Dark Echoes - Part 4

What-is-THAT?” Jones gasped wide-eyed. The crew was fixated on the center of the viewscreen. The contact was inching toward the center of the radar.
The shape?. . .The mass. . .? Smith wondered about who made such a ship. Is it a ship? Whatever it was, it was maintaining its position with little or no effort or power. If it was a starship, it had the sleekest shape he had ever seen. And the running lights. . .if it was made by human hands, the manufacturer seemed to have designed it to be as tough as it was nearly invisible, judging by the darkly-colored hull. Or was that extra hull armor? What kind of weapons are those?. . . The only way the crew could see its exterior was because of the sunlight brushing against what he guessed was its dorsal side. “Lifesigns?”
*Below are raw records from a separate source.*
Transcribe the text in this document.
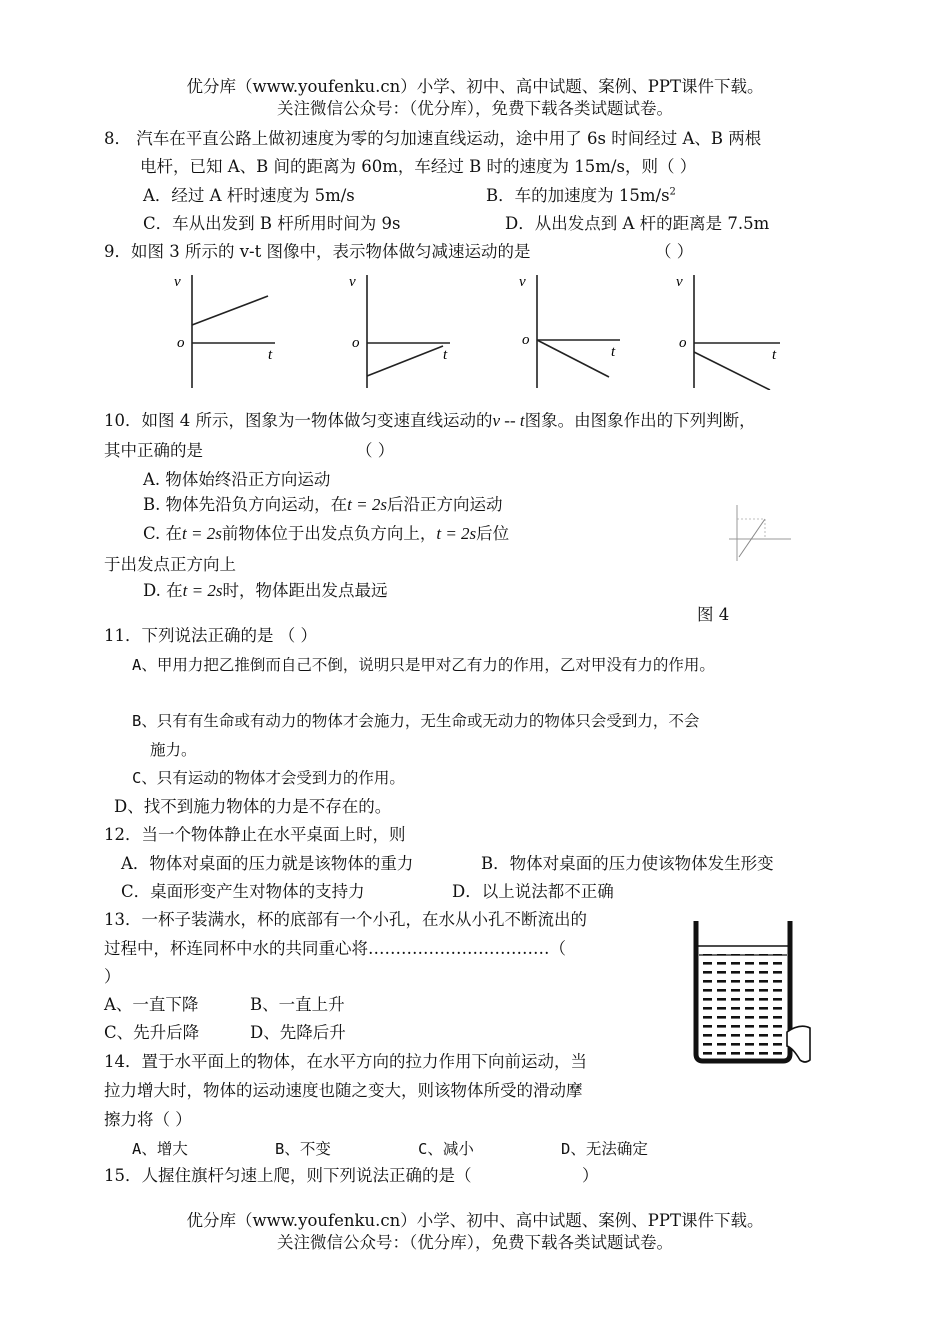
优分库（www.youfenku.cn）小学、初中、高中试题、案例、PPT课件下载。
关注微信公众号：（优分库），免费下载各类试题试卷。
8． 汽车在平直公路上做初速度为零的匀加速直线运动，途中用了 6s 时间经过 A、B 两根
电杆，已知 A、B 间的距离为 60m，车经过 B 时的速度为 15m/s，则（ ）
A．经过 A 杆时速度为 5m/s	B．车的加速度为 $15m/s^2$
C．车从出发到 B 杆所用时间为 9s	D．从出发点到 A 杆的距离是 7.5m
9．如图 3 所示的 v-t 图像中，表示物体做匀减速运动的是	（ ）
v
o
t
v
o
t
v
o
t
v
o
t
10．如图 4 所示，图象为一物体做匀变速直线运动的v -- t图象。由图象作出的下列判断，
其中正确的是	（ ）
A. 物体始终沿正方向运动
B. 物体先沿负方向运动，在t = 2s后沿正方向运动
C. 在t = 2s前物体位于出发点负方向上，t = 2s后位
于出发点正方向上
D. 在t = 2s时，物体距出发点最远
图 4
11．下列说法正确的是 （ ）
A、甲用力把乙推倒而自己不倒，说明只是甲对乙有力的作用，乙对甲没有力的作用。
B、只有有生命或有动力的物体才会施力，无生命或无动力的物体只会受到力，不会
施力。
C、只有运动的物体才会受到力的作用。
D、找不到施力物体的力是不存在的。
12．当一个物体静止在水平桌面上时，则
A．物体对桌面的压力就是该物体的重力	B．物体对桌面的压力使该物体发生形变
C．桌面形变产生对物体的支持力	D．以上说法都不正确
13．一杯子装满水，杯的底部有一个小孔，在水从小孔不断流出的
过程中，杯连同杯中水的共同重心将……………………………（
）
A、一直下降	B、一直上升
C、先升后降	D、先降后升
14．置于水平面上的物体，在水平方向的拉力作用下向前运动，当
拉力增大时，物体的运动速度也随之变大，则该物体所受的滑动摩
擦力将（ ）
A、增大	B、不变	C、减小	D、无法确定
15．人握住旗杆匀速上爬，则下列说法正确的是（	）
优分库（www.youfenku.cn）小学、初中、高中试题、案例、PPT课件下载。
关注微信公众号：（优分库），免费下载各类试题试卷。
Jones entered the commands for a scan. Ten seconds later, she leaned back and looked left, turning her head, “None. But I am getting a technical reading when I tie-in the targeting sensors,” Are you serious? Are you kidding me? She wondered in silence, rhetorically in the back of her mind as she widely-eyed her screen.
You-did-what?” Jorgensen asked directly, snapping to his right. Jones turned her head and waved him off. Jorgensen noted the look on her face and turned his attention to the technical activity on her screen.
Jeez! He gasped.
Captain!” Jones called out, “That thing’s equipped with some really impressive tech. . .”
Aaen noted the subtle change in her tone as his interest piqued, “And?
I’m also getting a transponder signal,” she turned and looked at the viewscreen. Smith looked briefly looked at Jones curiously and then turned to the viewscreen with a more steely look. “U-S-S-C. . .Valiant,
The crew recognized that name and sharply faced forward in shock and surprise.
“The chronological signature is the same as our hull,” The crew quickly came to the same silent realization: it is a ship—and they came from the same universe as us!
“Is there an atmosphere over there?” Aaen asked quickly.
Jones conducted another scan and nodded, “Yes!
Alright, let’s see what we’re dealing with here. Aaen made an enthusiastic command decision. “Maintain silent running. Away team: prepare to go aboard.”